Yes, I know Black Friday was a week ago. An early Thanksgiving always makes everything seem earlier, and then I'm in denial about the whole holiday season. Well I guess that usually happens anyway – the whole being-in-denial-because-the-holidays-are-approaching-too-fast-and-I'm-not-even-remotely-ready. I can't blame it on the early Thanksgiving.
So, the real truth: I just did not get around to writing this post until a week after it happened.
Money has been especially tight this year due to it being the 2nd year my husband has been on disability after his stroke. And I, myself cut my hours back to part-time in the spring because I have a certain disability that kicks in when I'm working 40 hours a week, trying to keep a house that is somewhat peaceful and doesn't look like the set for a horror movie, and trying to raise 4 kids with minimal help from my recovering husband. My disability is called “Crazy Mom.”
Money aside, the girls started working on me a few weeks before Thanksgiving: “Mom, are we going to go Black Friday shopping this year?” Apparently, they have fond memories of getting up at 4 AM, huddling on the heated seats in our minivan, and walking into the stores with our butts steaming. Each time they asked about Black Friday shopping this year, I hemmed and hawed. I tried to be non-committal. But no matter what I said – or didn't say – the girls just couldn't believe that I would skip a family tradition. We went last year. I guess that was when the tradition started. You've got to be careful what you do with your kids around the holiday season, you know. If you make one false move, the children are going to say it's tradition and force you to do it every year at Christmas-time for the rest of your natural lives.
So, with the words “we have negative money” and “I'm not buying anything for you today no matter how much whining, conniving and cajoling you do” ringing in their ears, we did indeed go Black Friday shopping.

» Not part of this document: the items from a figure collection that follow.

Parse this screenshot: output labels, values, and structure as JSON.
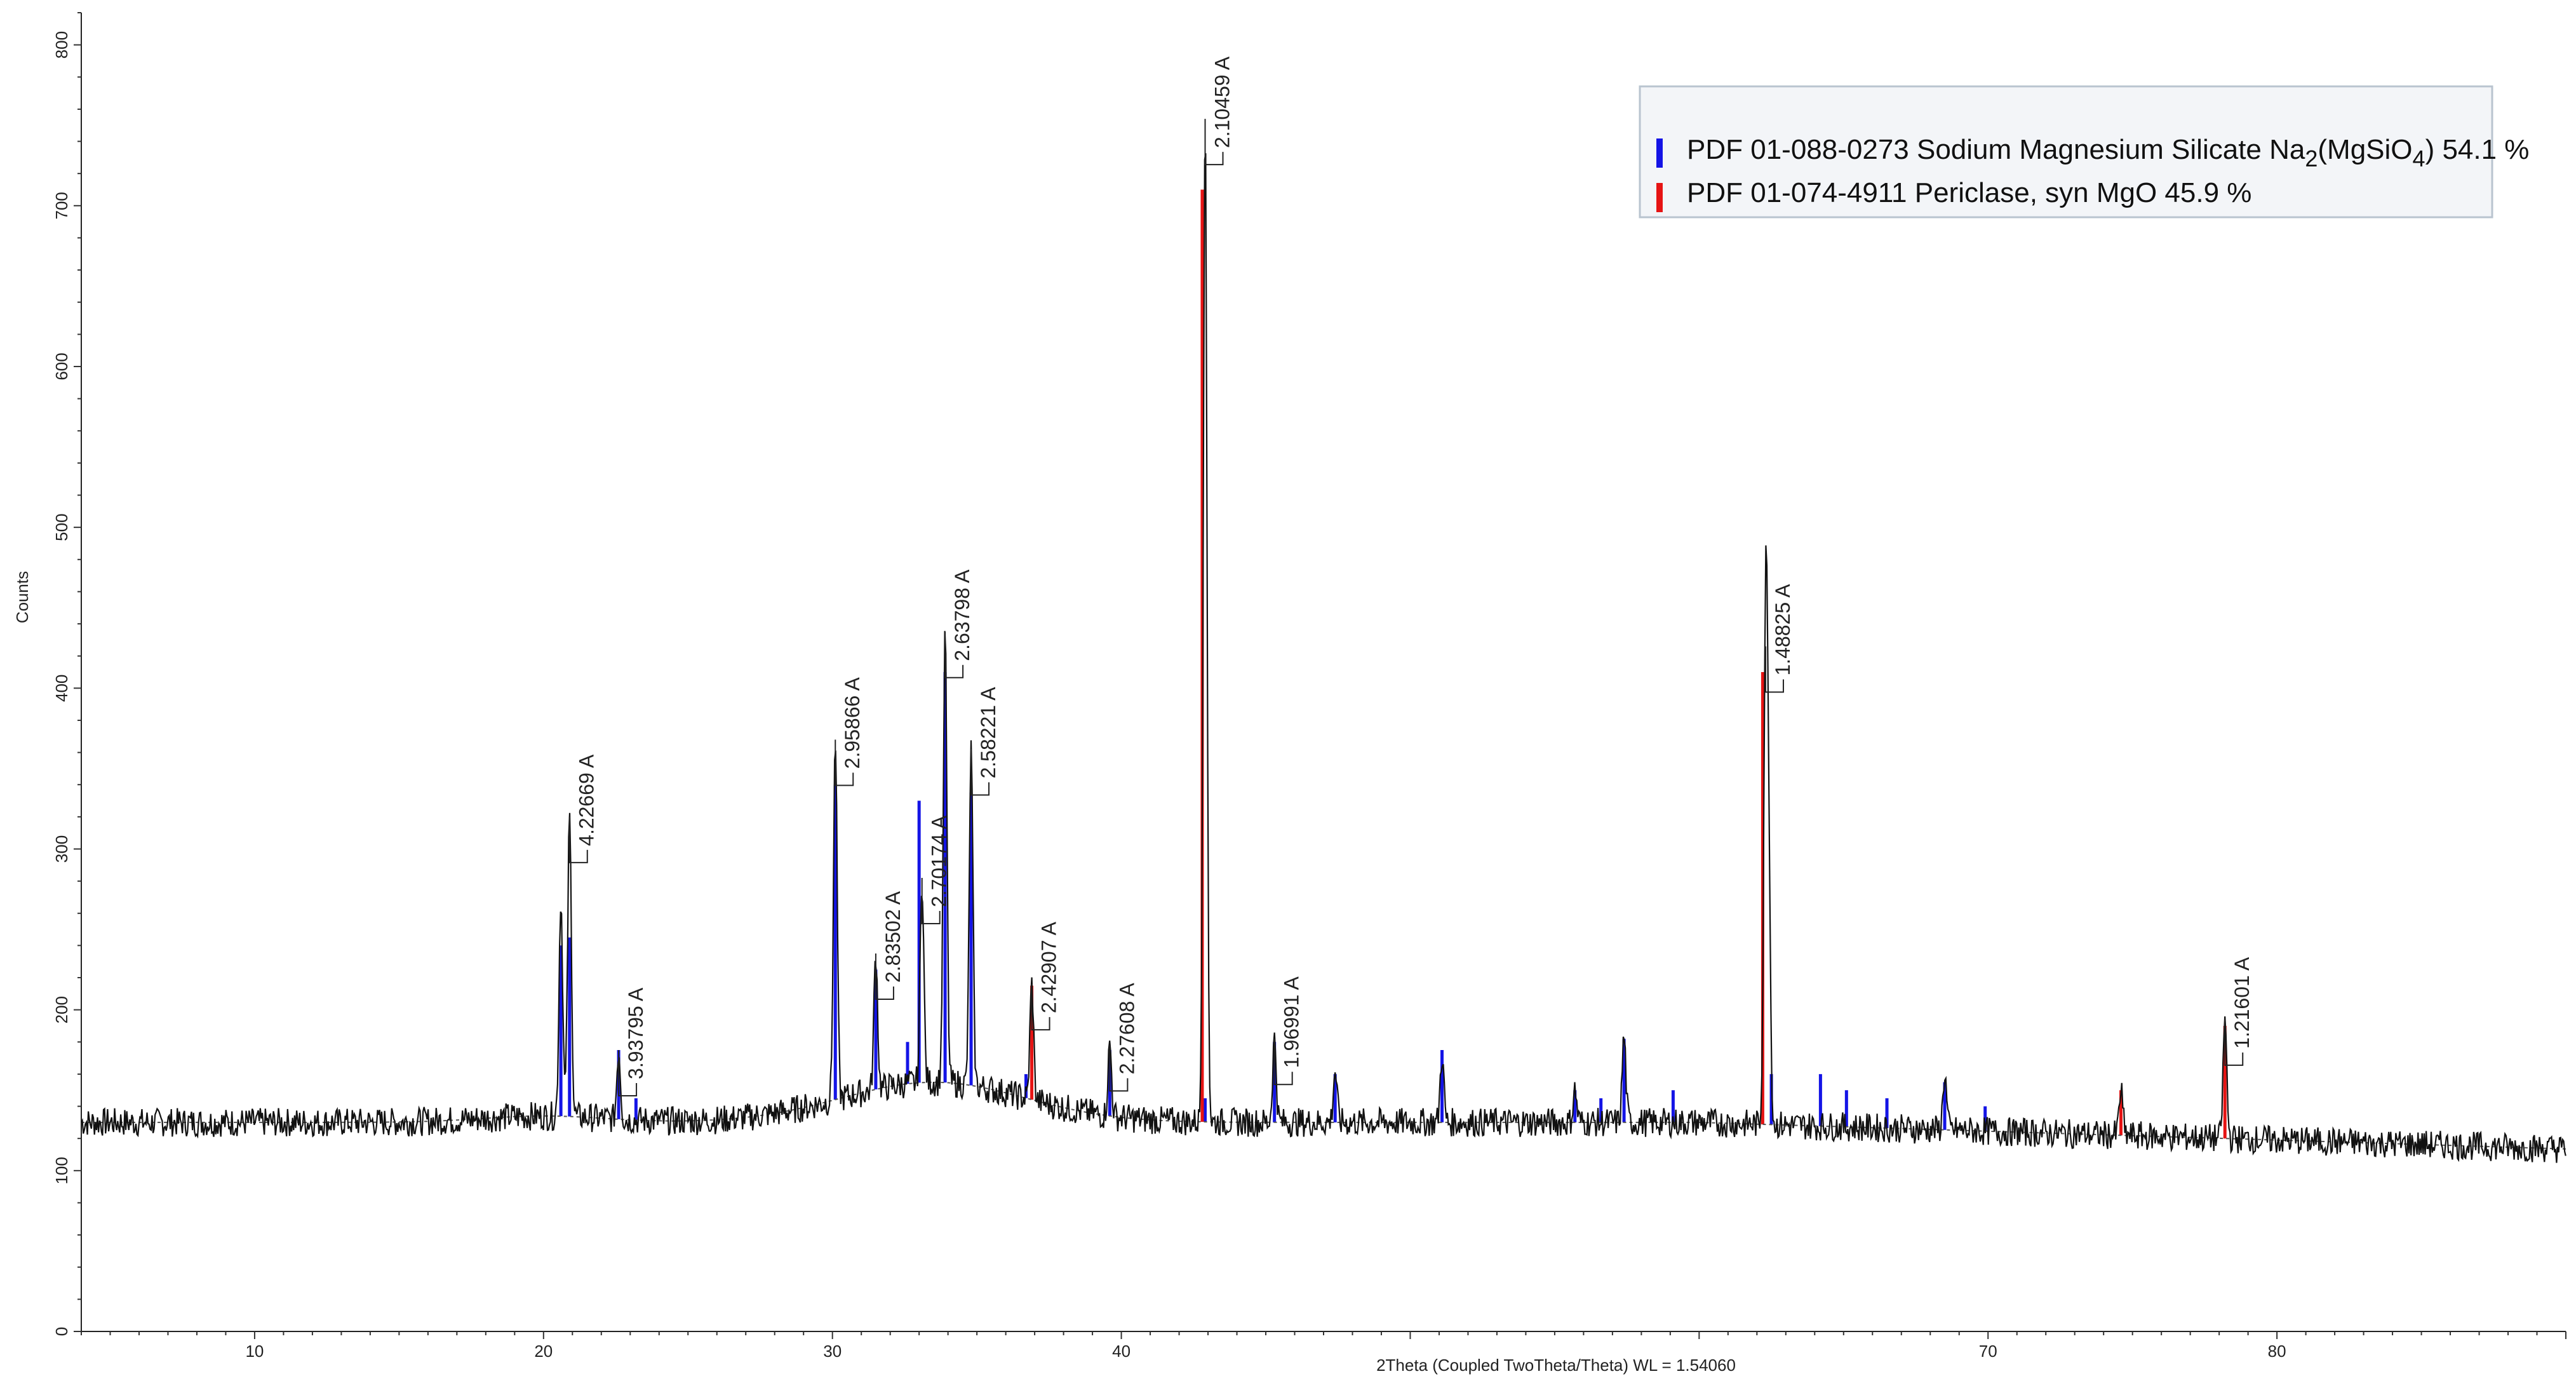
{
  "chart_data": {
    "type": "line",
    "xlabel": "2Theta (Coupled TwoTheta/Theta) WL = 1.54060",
    "ylabel": "Counts",
    "xlim": [
      4,
      90
    ],
    "ylim": [
      0,
      820
    ],
    "x_ticks": [
      10,
      20,
      30,
      40,
      70,
      80
    ],
    "y_ticks": [
      0,
      100,
      200,
      300,
      400,
      500,
      600,
      700,
      800
    ],
    "grid": false,
    "legend_position": "top-right",
    "baseline": 130,
    "legend": [
      {
        "name": "PDF 01-088-0273 Sodium Magnesium  Silicate Na",
        "sub1": "2",
        "mid": "(MgSiO",
        "sub2": "4",
        "tail": ") 54.1 %",
        "color": "#1414e6"
      },
      {
        "name": "PDF 01-074-4911 Periclase, syn MgO 45.9 %",
        "color": "#e61414"
      }
    ],
    "series": [
      {
        "name": "Sodium Magnesium Silicate",
        "color": "#1414e6",
        "x": [
          20.6,
          20.9,
          22.6,
          23.2,
          30.1,
          31.5,
          32.6,
          33.0,
          33.9,
          34.8,
          36.7,
          39.6,
          42.9,
          45.3,
          47.4,
          51.1,
          55.7,
          56.6,
          57.4,
          59.1,
          62.5,
          64.2,
          65.1,
          66.5,
          68.5,
          69.9
        ],
        "y": [
          240,
          245,
          175,
          145,
          340,
          225,
          180,
          330,
          410,
          335,
          160,
          175,
          145,
          180,
          160,
          175,
          150,
          145,
          182,
          150,
          160,
          160,
          150,
          145,
          155,
          140
        ]
      },
      {
        "name": "Periclase, syn MgO",
        "color": "#e61414",
        "x": [
          36.9,
          42.8,
          62.2,
          74.6,
          78.2
        ],
        "y": [
          215,
          710,
          410,
          150,
          190
        ]
      }
    ],
    "measured_peaks": [
      {
        "x": 20.6,
        "y": 270
      },
      {
        "x": 20.9,
        "y": 320,
        "label": "4.22669 A"
      },
      {
        "x": 22.6,
        "y": 175,
        "label": "3.93795 A"
      },
      {
        "x": 30.1,
        "y": 368,
        "label": "2.95866 A"
      },
      {
        "x": 31.5,
        "y": 235,
        "label": "2.83502 A"
      },
      {
        "x": 33.1,
        "y": 282,
        "label": "2.70174 A"
      },
      {
        "x": 33.9,
        "y": 435,
        "label": "2.63798 A"
      },
      {
        "x": 34.8,
        "y": 362,
        "label": "2.58221 A"
      },
      {
        "x": 36.9,
        "y": 216,
        "label": "2.42907 A"
      },
      {
        "x": 39.6,
        "y": 178,
        "label": "2.27608 A"
      },
      {
        "x": 42.9,
        "y": 754,
        "label": "2.10459 A"
      },
      {
        "x": 45.3,
        "y": 182,
        "label": "1.96991 A"
      },
      {
        "x": 47.4,
        "y": 162
      },
      {
        "x": 51.1,
        "y": 172
      },
      {
        "x": 55.7,
        "y": 150
      },
      {
        "x": 57.4,
        "y": 183
      },
      {
        "x": 62.3,
        "y": 426,
        "label": "1.48825 A"
      },
      {
        "x": 62.4,
        "y": 292
      },
      {
        "x": 68.5,
        "y": 160
      },
      {
        "x": 74.6,
        "y": 150
      },
      {
        "x": 78.2,
        "y": 194,
        "label": "1.21601 A"
      }
    ]
  }
}
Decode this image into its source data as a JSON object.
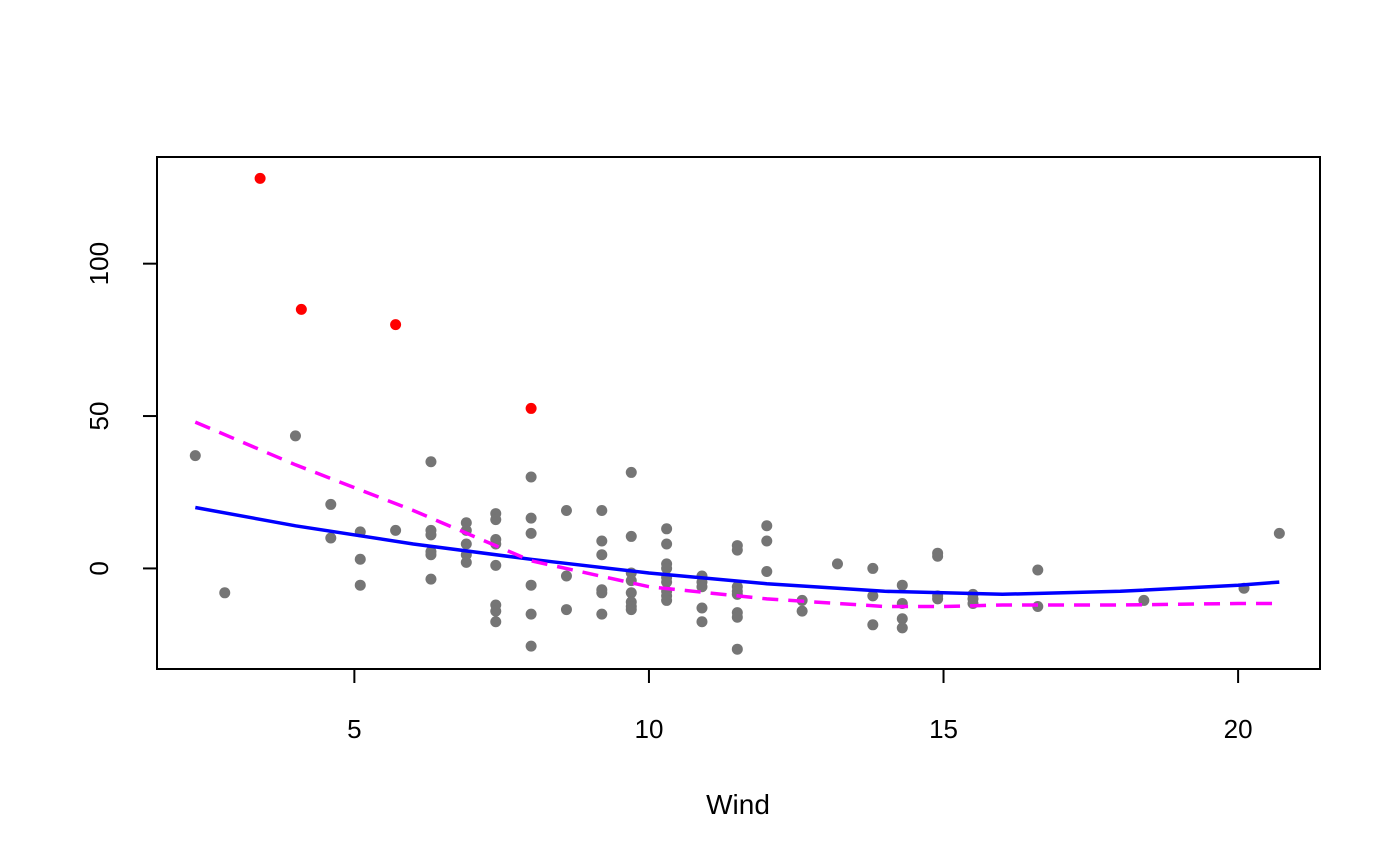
{
  "chart_data": {
    "type": "scatter",
    "title": "",
    "xlabel": "Wind",
    "ylabel": "",
    "xlim": [
      1.65,
      21.39
    ],
    "ylim": [
      -33,
      135
    ],
    "xticks": [
      5,
      10,
      15,
      20
    ],
    "yticks": [
      0,
      50,
      100
    ],
    "grid": false,
    "colors": {
      "points": "#757575",
      "highlight": "#ff0000",
      "solid_line": "#0000ff",
      "dashed_line": "#ff00ff",
      "frame": "#000000"
    },
    "points": [
      {
        "x": 2.3,
        "y": 37
      },
      {
        "x": 2.8,
        "y": -8
      },
      {
        "x": 4.0,
        "y": 43.5
      },
      {
        "x": 4.6,
        "y": 21
      },
      {
        "x": 4.6,
        "y": 10
      },
      {
        "x": 5.1,
        "y": 12
      },
      {
        "x": 5.1,
        "y": 3
      },
      {
        "x": 5.1,
        "y": -5.5
      },
      {
        "x": 5.7,
        "y": 12.5
      },
      {
        "x": 6.3,
        "y": 35
      },
      {
        "x": 6.3,
        "y": 12.5
      },
      {
        "x": 6.3,
        "y": 11
      },
      {
        "x": 6.3,
        "y": 5.5
      },
      {
        "x": 6.3,
        "y": 4.5
      },
      {
        "x": 6.3,
        "y": -3.5
      },
      {
        "x": 6.9,
        "y": 15
      },
      {
        "x": 6.9,
        "y": 12.5
      },
      {
        "x": 6.9,
        "y": 8
      },
      {
        "x": 6.9,
        "y": 4.5
      },
      {
        "x": 6.9,
        "y": 2
      },
      {
        "x": 7.4,
        "y": 18
      },
      {
        "x": 7.4,
        "y": 16
      },
      {
        "x": 7.4,
        "y": 9.5
      },
      {
        "x": 7.4,
        "y": 8
      },
      {
        "x": 7.4,
        "y": 1
      },
      {
        "x": 7.4,
        "y": -12
      },
      {
        "x": 7.4,
        "y": -14
      },
      {
        "x": 7.4,
        "y": -17.5
      },
      {
        "x": 8.0,
        "y": 30
      },
      {
        "x": 8.0,
        "y": 16.5
      },
      {
        "x": 8.0,
        "y": 11.5
      },
      {
        "x": 8.0,
        "y": -5.5
      },
      {
        "x": 8.0,
        "y": -15
      },
      {
        "x": 8.0,
        "y": -25.5
      },
      {
        "x": 8.6,
        "y": 19
      },
      {
        "x": 8.6,
        "y": -2.5
      },
      {
        "x": 8.6,
        "y": -13.5
      },
      {
        "x": 9.2,
        "y": 19
      },
      {
        "x": 9.2,
        "y": 9
      },
      {
        "x": 9.2,
        "y": 4.5
      },
      {
        "x": 9.2,
        "y": -7
      },
      {
        "x": 9.2,
        "y": -8
      },
      {
        "x": 9.2,
        "y": -15
      },
      {
        "x": 9.7,
        "y": 31.5
      },
      {
        "x": 9.7,
        "y": 10.5
      },
      {
        "x": 9.7,
        "y": -1.5
      },
      {
        "x": 9.7,
        "y": -4
      },
      {
        "x": 9.7,
        "y": -8
      },
      {
        "x": 9.7,
        "y": -11
      },
      {
        "x": 9.7,
        "y": -12.5
      },
      {
        "x": 9.7,
        "y": -13.5
      },
      {
        "x": 10.3,
        "y": 13
      },
      {
        "x": 10.3,
        "y": 8
      },
      {
        "x": 10.3,
        "y": 1.5
      },
      {
        "x": 10.3,
        "y": 0
      },
      {
        "x": 10.3,
        "y": -3
      },
      {
        "x": 10.3,
        "y": -4.5
      },
      {
        "x": 10.3,
        "y": -7.5
      },
      {
        "x": 10.3,
        "y": -9
      },
      {
        "x": 10.3,
        "y": -10.5
      },
      {
        "x": 10.9,
        "y": -2.5
      },
      {
        "x": 10.9,
        "y": -4.5
      },
      {
        "x": 10.9,
        "y": -6
      },
      {
        "x": 10.9,
        "y": -13
      },
      {
        "x": 10.9,
        "y": -17.5
      },
      {
        "x": 11.5,
        "y": 7.5
      },
      {
        "x": 11.5,
        "y": 6
      },
      {
        "x": 11.5,
        "y": -6
      },
      {
        "x": 11.5,
        "y": -7.5
      },
      {
        "x": 11.5,
        "y": -8.5
      },
      {
        "x": 11.5,
        "y": -14.5
      },
      {
        "x": 11.5,
        "y": -16
      },
      {
        "x": 11.5,
        "y": -26.5
      },
      {
        "x": 12.0,
        "y": 14
      },
      {
        "x": 12.0,
        "y": 9
      },
      {
        "x": 12.0,
        "y": -1
      },
      {
        "x": 12.6,
        "y": -10.5
      },
      {
        "x": 12.6,
        "y": -14
      },
      {
        "x": 13.2,
        "y": 1.5
      },
      {
        "x": 13.8,
        "y": 0
      },
      {
        "x": 13.8,
        "y": -9
      },
      {
        "x": 13.8,
        "y": -18.5
      },
      {
        "x": 14.3,
        "y": -5.5
      },
      {
        "x": 14.3,
        "y": -11.5
      },
      {
        "x": 14.3,
        "y": -16.5
      },
      {
        "x": 14.3,
        "y": -19.5
      },
      {
        "x": 14.9,
        "y": 5
      },
      {
        "x": 14.9,
        "y": 4
      },
      {
        "x": 14.9,
        "y": -9
      },
      {
        "x": 14.9,
        "y": -10
      },
      {
        "x": 15.5,
        "y": -8.5
      },
      {
        "x": 15.5,
        "y": -10
      },
      {
        "x": 15.5,
        "y": -11.5
      },
      {
        "x": 16.6,
        "y": -0.5
      },
      {
        "x": 16.6,
        "y": -12.5
      },
      {
        "x": 18.4,
        "y": -10.5
      },
      {
        "x": 20.1,
        "y": -6.5
      },
      {
        "x": 20.7,
        "y": 11.5
      }
    ],
    "highlighted_points": [
      {
        "x": 3.4,
        "y": 128
      },
      {
        "x": 4.1,
        "y": 85
      },
      {
        "x": 5.7,
        "y": 80
      },
      {
        "x": 8.0,
        "y": 52.5
      }
    ],
    "lines": [
      {
        "style": "solid",
        "x": [
          2.3,
          4,
          6,
          8,
          10,
          12,
          14,
          16,
          18,
          20,
          20.7
        ],
        "y": [
          20,
          14,
          8,
          3,
          -1.5,
          -5,
          -7.5,
          -8.5,
          -7.5,
          -5.5,
          -4.5
        ]
      },
      {
        "style": "dashed",
        "x": [
          2.3,
          4,
          6,
          8,
          10,
          12,
          14,
          15,
          16,
          18,
          20,
          20.7
        ],
        "y": [
          48,
          34,
          19,
          2.5,
          -6,
          -10,
          -12.5,
          -12.5,
          -12,
          -12,
          -11.5,
          -11.5
        ]
      }
    ]
  }
}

We didn't get up at a ludicrous hour. Instead it was maybe a ridiculous hour. It was 6 AM when my 10-year-old came in to wake me up. “Tell your sister to make the coffee and I will get up in a few,” I said. I'm so glad my children are fellow coffee-drinkers.
Apparently, I hadn't consumed enough coffee to assist me with the simple tasks of walking and talking, so mid-morning, we headed toward the Barnes and Noble in the Lansing Mall because they have a Starbucks cafe inside the store. As we approached the sprawling store front, there was a very large sign assuring us that, yes indeed, Starbucks coffee was sold at a cafe right inside their store walls. So I took that to mean right inside their store walls. As soon as we entered, I found myself in front of a row of registers. And the smell of coffee was overpowering – I needed to have some, and I needed it NOW. I looked at the friendly cashiers. Then past the friendly cashiers. There were displays of books stacked behind them. “Huh,” I wondered, “Where do they make the coffee?” So I carefully scanned the entire section to see if I could find a menu or coffee makers or cups or anything that indicated that this cafe right inside of Barnes and Noble actually served coffee. Nothing. So I did what any rational human being would do in the situation. I just stood there. And waited for coffee to appear. I would occasionally search the faces of the friendly cashiers and wonder why they weren't offering to help me in their chipper, friendly cashier way, “What can I get for you?” or “May I help you?” Still nothing. Then I saw some laminated sheets next to each cash register. That must be the menu, I thought. I picked it up, asked, “Is this the menu?” and then realized that I was reading about payment and return options. Finally the heavens opened and it was revealed by divine intervention that this was not the cafe. So, I tried to cover my error and quickly said, “I mean, where is the cafe?” The friendly cashiers pointed and I turned around to see a giant Starbucks cafe a few aisles over. I quickly walked away with my kids to get some coffee.
Sometimes I can't believe they let me go out in public.